Liebe Leserin, lieber Leser!

Vor 14 Tagen starb Gaston Thorn. In den 70er Jahren war der Liberale Regierungschef in Luxemburg. Am 6. Januar 1981 trat er in Brüssel das Amt des Präsidenten der Europäischen Kommission an.

Am 11. Mai empfing er mich in Brüssel zu einem Interview. Einen Tag zuvor, am 10. Mai 1981, war mit François Mitterrand in Frankreich erstmals ein Sozialist mit den Stimmen der Kommunisten zum vierten Staatspräsidenten der fünften Republik gewählt worden. Was würde diese Wahl wohl für Auswirkungen auf den europäischen Integrations-Prozess haben, war denn auch meine erste Frage an Thorn.
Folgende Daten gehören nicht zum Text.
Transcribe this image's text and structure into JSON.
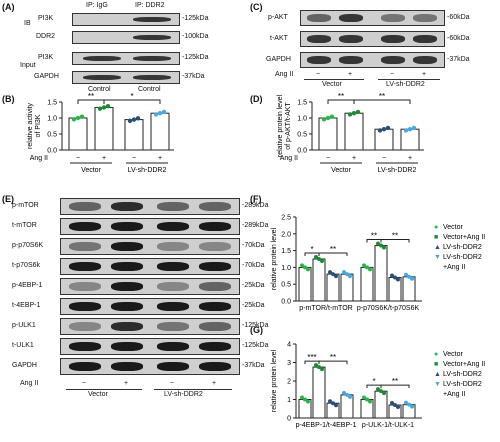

Der Luxemburger zeigte sich außerordentlich besorgt: "Für uns alle stellt sich die Frage: Wie wird Mitterrand regieren - oder regieren lassen - zwischen einer potentiellen KP-Bremse und andererseits einer RPR, also einer Chirac-Gruppe, die ihrerseits nun auch verschiedene Reserven anmeldet? Wir sind da sehr ängstlich." Diese Aussagen wurden von den Nachrichten-Agenturen weltweit verbreitet; selbst die "New York Times" druckte sie. Und in Frankreich schlugen sie wie eine Bombe ein. Nach empörten Interventionen aus der Umgebung Mitterrands musste sich Thorn zwei Tage lang in einer Interview-Serie in Hörfunk und Fernsehen zu rechtfertigen versuchen mit dem Argument, er sei missverstanden worden. Wohl wissend, dass es eine unmissverständliche Tonband-Aufzeichnung seiner kritischen Aussagen gab. Aber so funktioniert Politik nun einmal.Ein schönes Wochenende.